February is Turner Syndrome Awareness Month. It is a rare disease that occurs in between one and 2,000 birth only affecting females. Turner Syndrome has several names including Ullrich-Turner Syndrome, Bonnevie-Ullrich-Turner Syndrome. gonadal dysgenesis and 45X. This rare disease is the result of the absence of one set of genes from the short arm of one X chromosome.
Special Needs Challenges
While girls and women with Turner Syndrome usually have normal intelligence, there is a risk of learning disabilities involving spatial concepts including math and memory and ADHD
Young girls diagnosed with Turner Syndrome during their early development may have delays in learning the alphabet, speech, difficulty in following one command at a time and conceptual difficulties such as up and down. Signs and symptoms of math or dyscalculia challenges include difficulty with counting money, estimating time, losing track when counting and remembering phone numbers or zip codes. The following strategies should be used when teaching students diagnosed with Turner Syndrome:
- Use flashcards to aid in memory as well as workbooks, games and video’s.
- Break learning into smaller steps by using a task analysis framework.
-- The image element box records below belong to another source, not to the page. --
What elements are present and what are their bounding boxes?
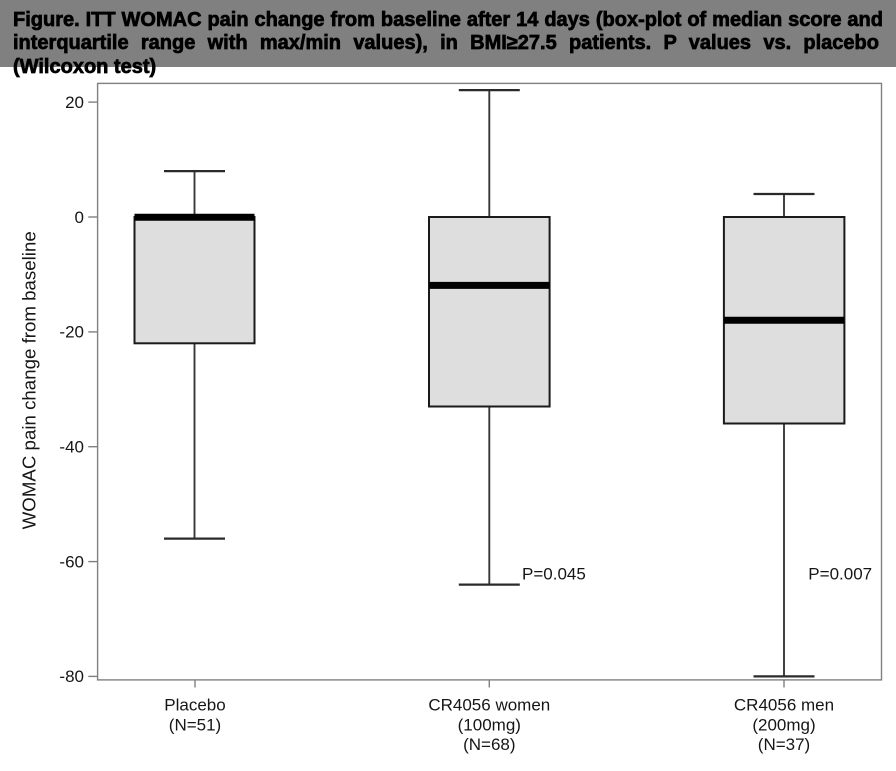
- svg-text:0: 0: [75, 208, 84, 227]
- svg-text:-40: -40: [59, 438, 84, 457]
- svg-text:Placebo: Placebo: [164, 695, 225, 714]
- svg-text:CR4056 men: CR4056 men: [734, 695, 834, 714]
- svg-text:(100mg): (100mg): [458, 715, 521, 734]
- svg-text:(200mg): (200mg): [752, 715, 815, 734]
- svg-text:P=0.045: P=0.045: [522, 565, 586, 584]
- svg-text:-80: -80: [59, 667, 84, 686]
- svg-text:-60: -60: [59, 552, 84, 571]
- svg-text:20: 20: [65, 93, 84, 112]
- svg-text:P=0.007: P=0.007: [808, 565, 872, 584]
- svg-text:(N=68): (N=68): [463, 735, 515, 754]
- svg-text:WOMAC pain change from baselin: WOMAC pain change from baseline: [19, 231, 40, 529]
- svg-text:-20: -20: [59, 323, 84, 342]
- svg-text:(N=51): (N=51): [169, 715, 221, 734]
- svg-text:CR4056 women: CR4056 women: [428, 695, 550, 714]
- svg-text:(N=37): (N=37): [758, 735, 810, 754]
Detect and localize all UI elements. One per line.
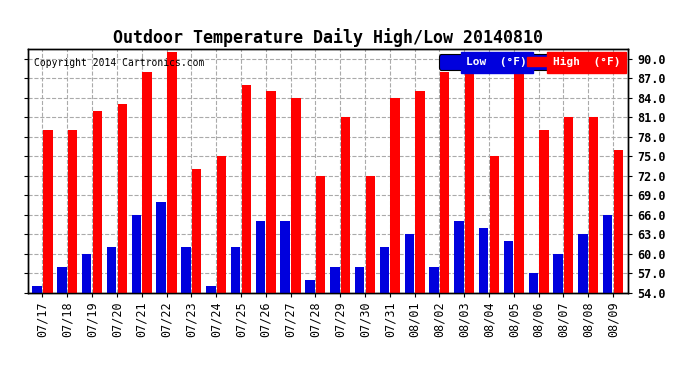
Bar [57, 267, 67, 292]
Text: Copyright 2014 Cartronics.com: Copyright 2014 Cartronics.com [34, 58, 204, 69]
Bar [206, 286, 215, 292]
Bar [192, 169, 201, 292]
Bar [92, 111, 102, 292]
Bar [291, 98, 301, 292]
Bar [341, 117, 351, 292]
Bar [330, 267, 339, 292]
Bar [68, 130, 77, 292]
Bar [603, 214, 613, 292]
Bar [266, 91, 276, 292]
Bar [404, 234, 414, 292]
Bar [117, 104, 127, 292]
Bar [415, 91, 424, 292]
Bar [578, 234, 588, 292]
Bar [440, 72, 449, 292]
Bar [553, 254, 563, 292]
Title: Outdoor Temperature Daily High/Low 20140810: Outdoor Temperature Daily High/Low 20140… [112, 28, 543, 47]
Bar [429, 267, 439, 292]
Bar [355, 267, 364, 292]
Bar [157, 201, 166, 292]
Bar [316, 176, 326, 292]
Bar [613, 150, 623, 292]
Bar [241, 84, 251, 292]
Bar [167, 52, 177, 292]
Bar [515, 72, 524, 292]
Bar [380, 247, 389, 292]
Bar [305, 279, 315, 292]
Bar [217, 156, 226, 292]
Bar [181, 247, 190, 292]
Bar [504, 240, 513, 292]
Bar [43, 130, 52, 292]
Bar [82, 254, 92, 292]
Bar [564, 117, 573, 292]
Bar [366, 176, 375, 292]
Bar [32, 286, 42, 292]
Bar [529, 273, 538, 292]
Bar [465, 72, 474, 292]
Bar [589, 117, 598, 292]
Bar [142, 72, 152, 292]
Bar [490, 156, 499, 292]
Bar [454, 221, 464, 292]
Bar [107, 247, 117, 292]
Bar [391, 98, 400, 292]
Bar [256, 221, 265, 292]
Bar [231, 247, 240, 292]
Bar [132, 214, 141, 292]
Bar [479, 228, 489, 292]
Bar [281, 221, 290, 292]
Bar [539, 130, 549, 292]
Legend: Low  (°F), High  (°F): Low (°F), High (°F) [439, 54, 622, 69]
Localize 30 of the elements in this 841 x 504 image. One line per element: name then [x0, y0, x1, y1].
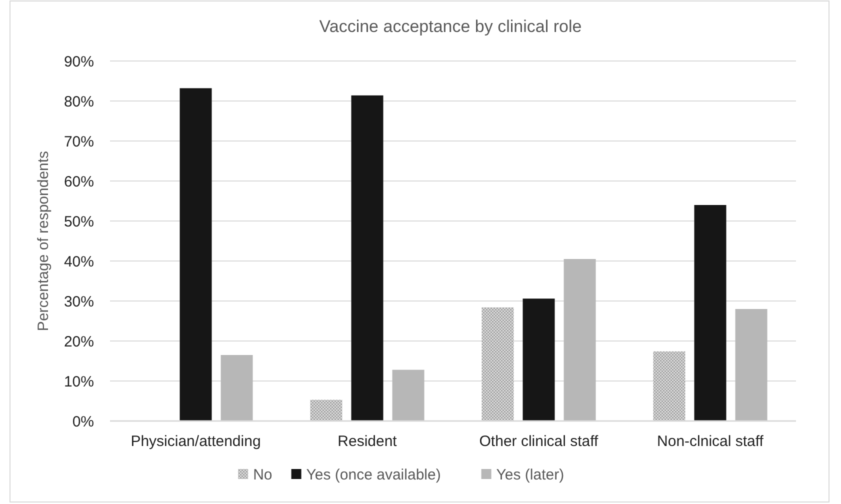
y-tick-label: 40%: [64, 253, 94, 270]
y-tick-label: 90%: [64, 53, 94, 70]
bar: [564, 259, 596, 421]
y-tick-label: 30%: [64, 293, 94, 310]
bar: [735, 309, 768, 421]
x-tick-label: Physician/attending: [130, 433, 261, 450]
bar: [653, 351, 686, 421]
chart-title: Vaccine acceptance by clinical role: [319, 17, 582, 36]
y-tick-label: 10%: [64, 373, 94, 390]
y-tick-label: 20%: [64, 333, 94, 350]
x-tick-label: Other clinical staff: [479, 433, 600, 450]
bar: [180, 88, 212, 421]
bar: [694, 205, 726, 421]
x-tick-label: Resident: [338, 433, 398, 450]
legend-label: Yes (later): [496, 466, 564, 484]
y-tick-label: 70%: [64, 133, 94, 150]
y-tick-label: 60%: [64, 173, 94, 190]
bar: [482, 307, 514, 421]
bar: [220, 355, 253, 421]
legend-label: Yes (once available): [306, 466, 441, 484]
y-tick-label: 80%: [64, 93, 94, 110]
x-tick-label: Non-clnical staff: [657, 433, 764, 450]
y-axis-title: Percentage of respondents: [35, 150, 52, 332]
bar: [392, 370, 424, 421]
legend-label: No: [253, 466, 272, 484]
bar: [522, 298, 555, 421]
bar: [351, 95, 384, 421]
bar: [310, 400, 342, 421]
y-tick-label: 50%: [64, 213, 94, 230]
y-tick-label: 0%: [72, 413, 94, 430]
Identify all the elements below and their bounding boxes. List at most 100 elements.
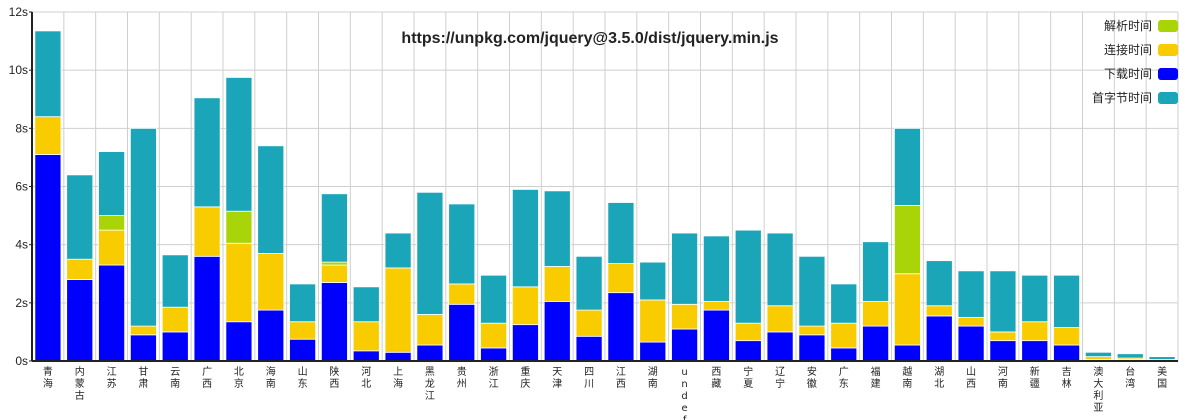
bar-segment — [416, 191, 444, 315]
bar-stack — [543, 190, 571, 362]
x-category-label: 河南 — [998, 366, 1008, 390]
bar-segment — [225, 242, 253, 323]
x-category-char: 徽 — [807, 377, 817, 390]
x-category-char: 台 — [1125, 365, 1135, 378]
x-category-char: d — [681, 391, 687, 402]
bar-segment — [957, 316, 985, 327]
bar-stack — [225, 77, 253, 362]
bar-segment — [257, 145, 285, 254]
bar-segment — [384, 232, 412, 269]
bar-segment — [129, 325, 157, 336]
x-category-labels: 青海内蒙古江苏甘肃云南广西北京海南山东陕西河北上海黑龙江贵州浙江重庆天津四川江西… — [43, 365, 1167, 420]
x-category-char: 西 — [202, 379, 212, 390]
x-category-label: 辽宁 — [775, 366, 785, 390]
legend-item: 连接时间 — [1104, 42, 1178, 57]
bar-segment — [893, 344, 921, 362]
x-category-char: 四 — [584, 367, 594, 378]
bar-segment — [320, 264, 348, 283]
bar-segment — [225, 321, 253, 362]
x-category-char: 北 — [934, 378, 944, 390]
x-category-label: 山西 — [966, 366, 976, 390]
bar-stack — [480, 274, 508, 362]
x-category-label: 福建 — [871, 365, 881, 390]
x-category-char: 南 — [998, 377, 1008, 390]
x-category-char: 南 — [266, 377, 276, 390]
bar-segment — [320, 282, 348, 362]
bar-segment — [1021, 340, 1049, 362]
x-category-char: 大 — [1093, 377, 1103, 390]
x-category-label: 吉林 — [1062, 366, 1072, 390]
bar-segment — [830, 322, 858, 349]
x-category-char: 云 — [170, 367, 180, 378]
x-category-label: 甘肃 — [138, 365, 148, 390]
bar-stack — [607, 202, 635, 362]
x-category-label: 青海 — [43, 365, 53, 390]
bar-segment — [702, 235, 730, 302]
bar-segment — [225, 210, 253, 244]
x-category-label: 安徽 — [807, 365, 817, 390]
x-category-char: 国 — [1157, 378, 1167, 390]
bar-segment — [639, 299, 667, 343]
bar-segment — [1053, 327, 1081, 346]
bar-segment — [830, 347, 858, 362]
bar-segment — [1021, 274, 1049, 323]
x-category-label: 贵州 — [457, 365, 467, 390]
y-tick-labels: 0s 2s 4s 6s 8s 10s 12s — [9, 5, 32, 368]
x-category-char: 东 — [298, 377, 308, 390]
bar-segment — [129, 127, 157, 327]
bar-segment — [193, 206, 221, 257]
bar-segment — [702, 300, 730, 311]
x-category-char: 湾 — [1125, 377, 1135, 390]
bar-stack — [671, 232, 699, 362]
bar-segment — [161, 306, 189, 333]
bar-stack — [893, 127, 921, 362]
y-tick-label: 0s — [15, 354, 28, 368]
bar-segment — [957, 325, 985, 362]
x-category-label: 新疆 — [1030, 365, 1040, 390]
bar-segment — [225, 77, 253, 212]
bar-segment — [607, 292, 635, 362]
bar-stack — [289, 283, 317, 362]
bar-segment — [161, 331, 189, 362]
x-category-label: 湖北 — [934, 366, 944, 390]
y-tick-label: 2s — [15, 296, 28, 310]
x-category-char: 苏 — [107, 377, 117, 390]
bar-segment — [98, 264, 126, 362]
x-category-char: 宁 — [775, 377, 785, 390]
x-category-char: 越 — [902, 365, 912, 378]
x-category-char: 肃 — [138, 378, 148, 390]
x-category-label: 云南 — [170, 367, 180, 390]
x-category-char: 利 — [1093, 390, 1103, 402]
bar-segment — [925, 260, 953, 307]
x-category-char: 夏 — [743, 378, 753, 390]
x-category-char: 内 — [75, 365, 85, 378]
x-category-char: 藏 — [711, 378, 721, 390]
x-category-label: 河北 — [361, 366, 371, 390]
x-category-label: 黑龙江 — [425, 366, 435, 402]
x-category-label: 越南 — [902, 365, 912, 390]
bar-segment — [766, 305, 794, 333]
bar-stack — [702, 235, 730, 362]
bar-segment — [66, 279, 94, 362]
x-category-char: 美 — [1157, 365, 1167, 378]
x-category-label: 广西 — [202, 366, 212, 390]
legend-label: 下载时间 — [1104, 67, 1152, 81]
bar-stack — [66, 174, 94, 362]
bar-segment — [766, 331, 794, 362]
x-category-char: u — [681, 367, 687, 378]
bar-segment — [193, 255, 221, 362]
legend-item: 解析时间 — [1104, 19, 1178, 33]
y-tick-label: 12s — [9, 5, 28, 19]
x-category-label: 西藏 — [711, 367, 721, 390]
bar-stack — [416, 191, 444, 362]
bar-segment — [34, 30, 62, 118]
bar-segment — [734, 322, 762, 342]
chart-title: https://unpkg.com/jquery@3.5.0/dist/jque… — [401, 30, 778, 47]
bar-segment — [925, 305, 953, 317]
x-category-char: 湖 — [648, 366, 658, 378]
x-category-label: 四川 — [584, 367, 594, 390]
bar-segment — [798, 325, 826, 336]
legend-label: 解析时间 — [1104, 19, 1152, 33]
bar-stack — [257, 145, 285, 362]
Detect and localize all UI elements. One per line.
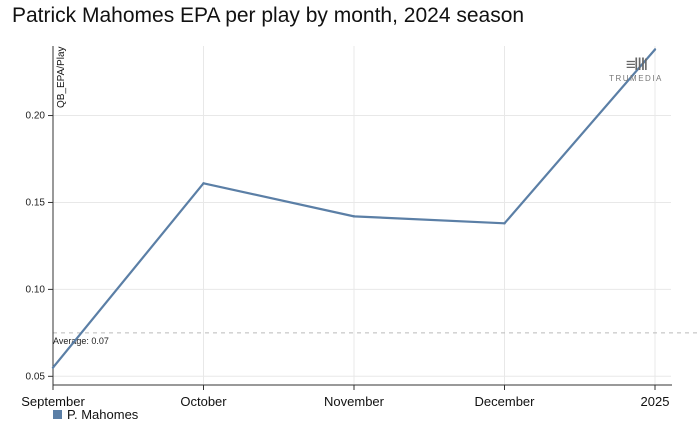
data-point: [503, 222, 506, 225]
legend-swatch: [53, 410, 62, 419]
axes: [52, 46, 672, 386]
data-point: [653, 48, 657, 51]
x-tick-label: 2025: [641, 394, 670, 409]
trumedia-logo: ≡ⅢI TRUMEDIA: [606, 55, 666, 84]
x-tick-label: September: [21, 394, 85, 409]
average-label: Average: 0.07: [53, 336, 109, 346]
gridlines: [53, 46, 671, 385]
data-point: [352, 215, 356, 218]
y-axis-label: QB_EPA/Play: [56, 46, 67, 108]
data-point: [51, 366, 55, 369]
legend: P. Mahomes: [53, 407, 138, 422]
trumedia-mark-icon: ≡ⅢI: [625, 55, 648, 74]
x-tick-label: November: [324, 394, 385, 409]
y-tick-label: 0.15: [26, 197, 46, 208]
y-tick-labels: 0.05 0.10 0.15 0.20: [26, 111, 53, 382]
chart-title: Patrick Mahomes EPA per play by month, 2…: [12, 4, 525, 27]
legend-label: P. Mahomes: [67, 407, 139, 422]
data-point: [202, 182, 205, 185]
x-tick-labels: September October November December 2025: [21, 385, 669, 409]
trumedia-wordmark: TRUMEDIA: [609, 74, 663, 83]
y-tick-label: 0.20: [26, 111, 46, 122]
y-tick-label: 0.10: [26, 284, 46, 295]
y-tick-label: 0.05: [26, 371, 46, 382]
x-tick-label: December: [475, 394, 536, 409]
x-tick-label: October: [180, 394, 227, 409]
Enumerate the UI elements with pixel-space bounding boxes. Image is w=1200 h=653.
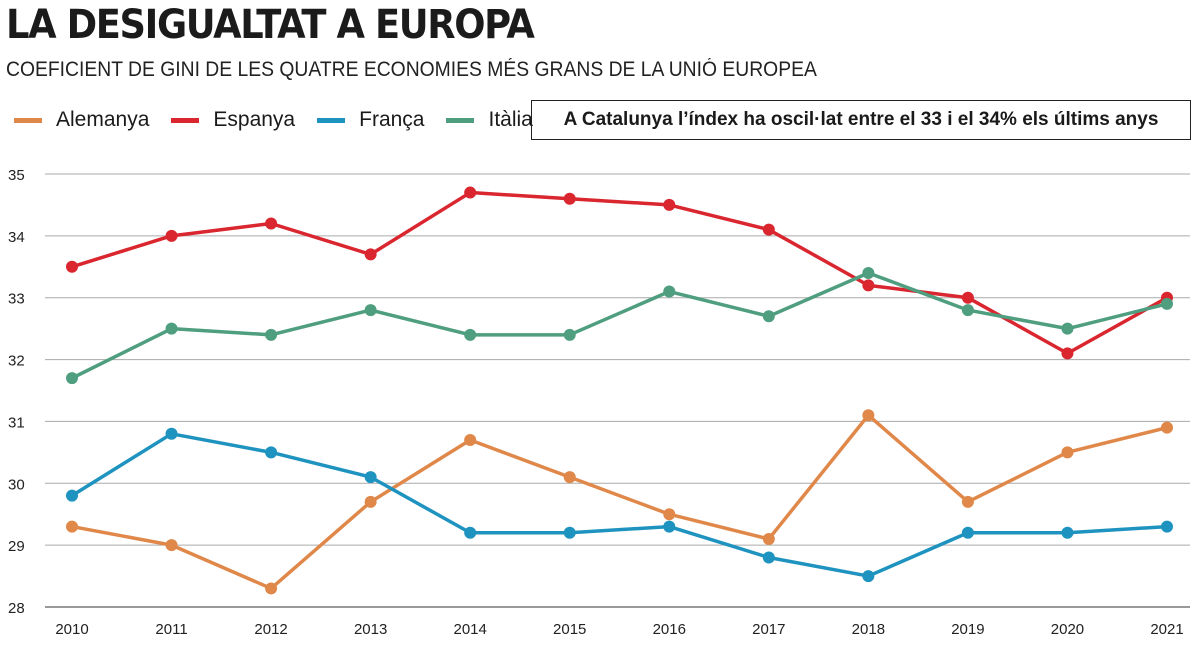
data-point [1061,347,1074,360]
data-point [762,551,775,564]
chart-title: LA DESIGUALTAT A EUROPA [6,2,535,48]
x-tick-label: 2012 [254,621,287,638]
series-line-França [71,432,1168,578]
data-point [1061,526,1074,539]
legend-swatch [14,117,42,123]
x-tick-label: 2011 [155,621,187,638]
data-point [862,266,875,279]
chart-subtitle: COEFICIENT DE GINI DE LES QUATRE ECONOMI… [6,58,817,81]
data-point [364,248,377,261]
y-tick-label: 29 [8,538,25,555]
x-tick-label: 2010 [55,621,88,638]
data-point [663,520,676,533]
data-point [165,229,178,242]
data-point [961,291,974,304]
y-tick-label: 28 [8,600,25,617]
data-point [364,471,377,484]
x-tick-label: 2013 [354,621,387,638]
series-line-Itàlia [71,271,1168,380]
data-point [1061,322,1074,335]
legend-label: Itàlia [488,108,533,131]
data-point [663,198,676,211]
data-point [563,471,576,484]
data-point [464,526,477,539]
data-point [165,539,178,552]
legend-item: Itàlia [446,108,533,132]
y-tick-label: 35 [8,167,25,184]
data-point [265,217,278,230]
data-point [762,310,775,323]
data-point [364,495,377,508]
legend-swatch [171,117,200,123]
data-point [1161,421,1173,434]
legend: Alemanya Espanya França Itàlia [14,108,555,132]
data-point [265,582,278,595]
data-point [66,260,78,273]
series-line-Alemanya [71,413,1168,591]
data-point [961,495,974,508]
data-point [265,446,278,459]
data-point [364,304,377,317]
series-line-Espanya [71,190,1168,356]
data-point [66,372,78,385]
annotation-box: A Catalunya l’índex ha oscil·lat entre e… [531,100,1191,140]
data-point [165,427,178,440]
data-point [1161,520,1173,533]
x-tick-label: 2014 [453,621,486,638]
data-point [563,192,576,205]
x-tick-label: 2020 [1051,621,1084,638]
data-point [1161,297,1173,310]
data-point [862,279,875,292]
data-point [862,570,875,583]
data-point [961,304,974,317]
data-point [762,223,775,236]
y-tick-label: 31 [8,414,25,431]
x-tick-label: 2017 [752,621,785,638]
y-tick-label: 34 [8,229,25,246]
data-point [464,433,477,446]
data-point [663,508,676,521]
data-point [66,520,78,533]
data-point [961,526,974,539]
legend-label: Espanya [213,108,296,131]
legend-label: França [359,108,425,131]
data-point [464,186,477,199]
y-tick-label: 32 [8,353,25,370]
x-tick-label: 2016 [653,621,686,638]
x-tick-label: 2019 [951,621,984,638]
legend-label: Alemanya [56,108,150,131]
data-point [265,328,278,341]
x-tick-label: 2018 [852,621,885,638]
data-point [563,328,576,341]
x-tick-label: 2015 [553,621,586,638]
data-point [862,409,875,422]
data-point [663,285,676,298]
legend-item: Alemanya [14,108,149,132]
y-tick-label: 30 [8,476,25,493]
data-point [165,322,178,335]
legend-swatch [446,117,475,123]
data-point [563,526,576,539]
data-point [66,489,78,502]
legend-item: França [317,108,424,132]
legend-item: Espanya [171,108,295,132]
data-point [464,328,477,341]
x-tick-label: 2021 [1150,621,1183,638]
data-point [1061,446,1074,459]
y-tick-label: 33 [8,291,25,308]
data-point [762,532,775,545]
legend-swatch [317,117,346,123]
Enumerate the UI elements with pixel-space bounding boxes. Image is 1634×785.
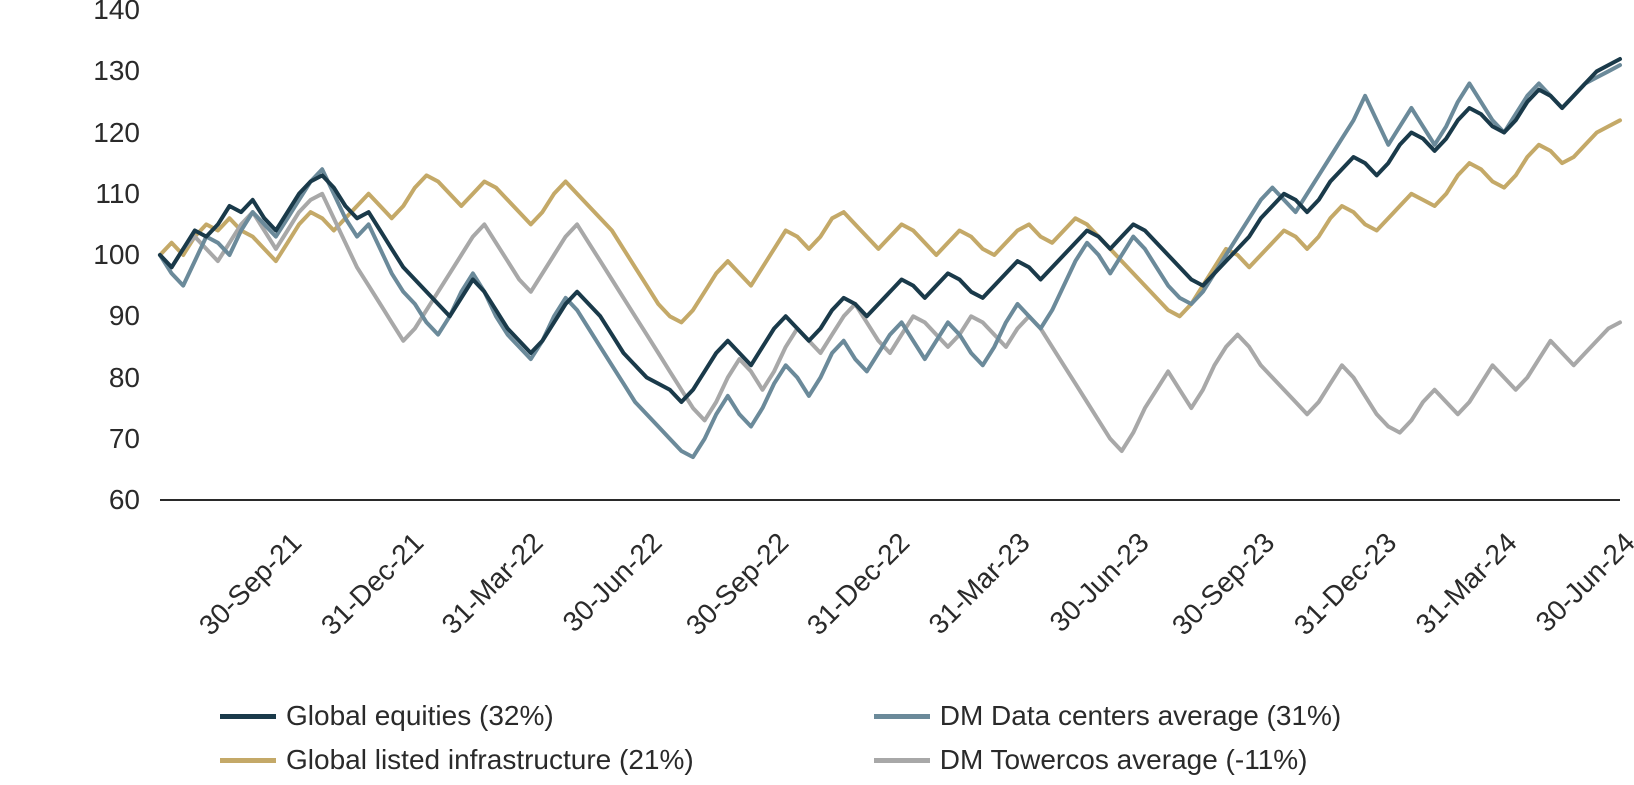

- Administer probing and feedback as a check in
- Model instructional practices
- Provide prompts
- Use visuals such as diagrams, graphics and pictures.
- Give clear directions
- Use multiple models including visual and auditory learning models
- Make sure directions are clear
- Allow time to process and take notes
Very interesting, Turner syndrome,https://fdna.health/syndromes/turner-syndrome/, affects only females. 1 in every 2,000 females born is diagnosed with the syndrome.
This rare disease is characterized by a short stature, heart defects and a failure of the reproductive organs, specifically the ovaries to develop.
In some instances the syndrome is not diagnosed until puberty when these symptoms become apparent.